LONDON: The pound weakened broadly on Friday, pulling back from a 23-month high versus the euro touched in the previous session as weakness in Wall Street prompted investors to take profits after a rally this week.
Against a sturdy U.S. dollar, the pound eased 0.24% at $1.3560, its lowest level in more than a week. Versus the euro, the pound weakened 0.6% at 83.64 pence, moving away from a February 2020 high of 83.07 pence tested on Thursday.
Traders have pushed the pound higher on expectations the Bank of England will raise interest rates as early as next month to combat soaring inflation.
Money markets price in more than 100 basis points (bps) in interest rate rises in 2022 and an 87% chance of a 25 bps increase in February, after data showed on Wednesday that UK inflation rose faster than expected to its highest in nearly 30 years in December.
Another factor weighing on the pound was weak retail sales data. British retail sales slumped in December after consumers did much of their Christmas shopping earlier than usual in November and many people stayed at home due to the spread of the Omicron coronavirus variant.
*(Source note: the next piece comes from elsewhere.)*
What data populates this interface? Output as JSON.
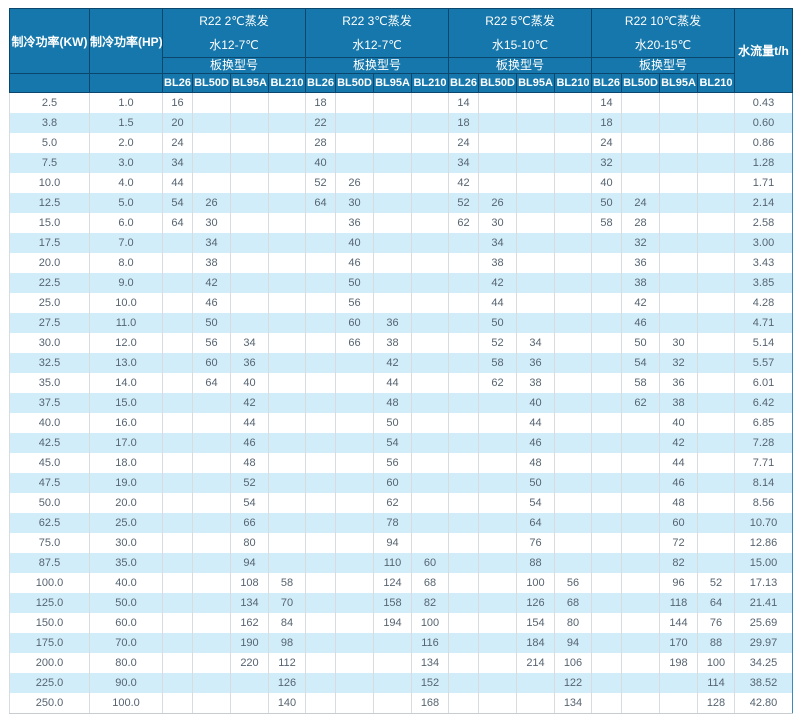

“The December retail sales report is unequivocally bad news, and it’s reasonably clear that elevated price pressures in the goods sector contributed to the retrenchment in spending,” BMO strategists said.
Domestic politics has not hurt the pound even as Prime Minister Boris Johnson has fought to save his premiership in the face of a revolt in his party over a series of lockdown parties in Downing Street.
“The pound has not paid much heed to recent headlines regarding the position and character of PM Johnson as this can be explained by the fact that no general election is scheduled until 2024 in the UK and whoever is party leader will inherit a large parliamentary majority,” Rabobank strategists said.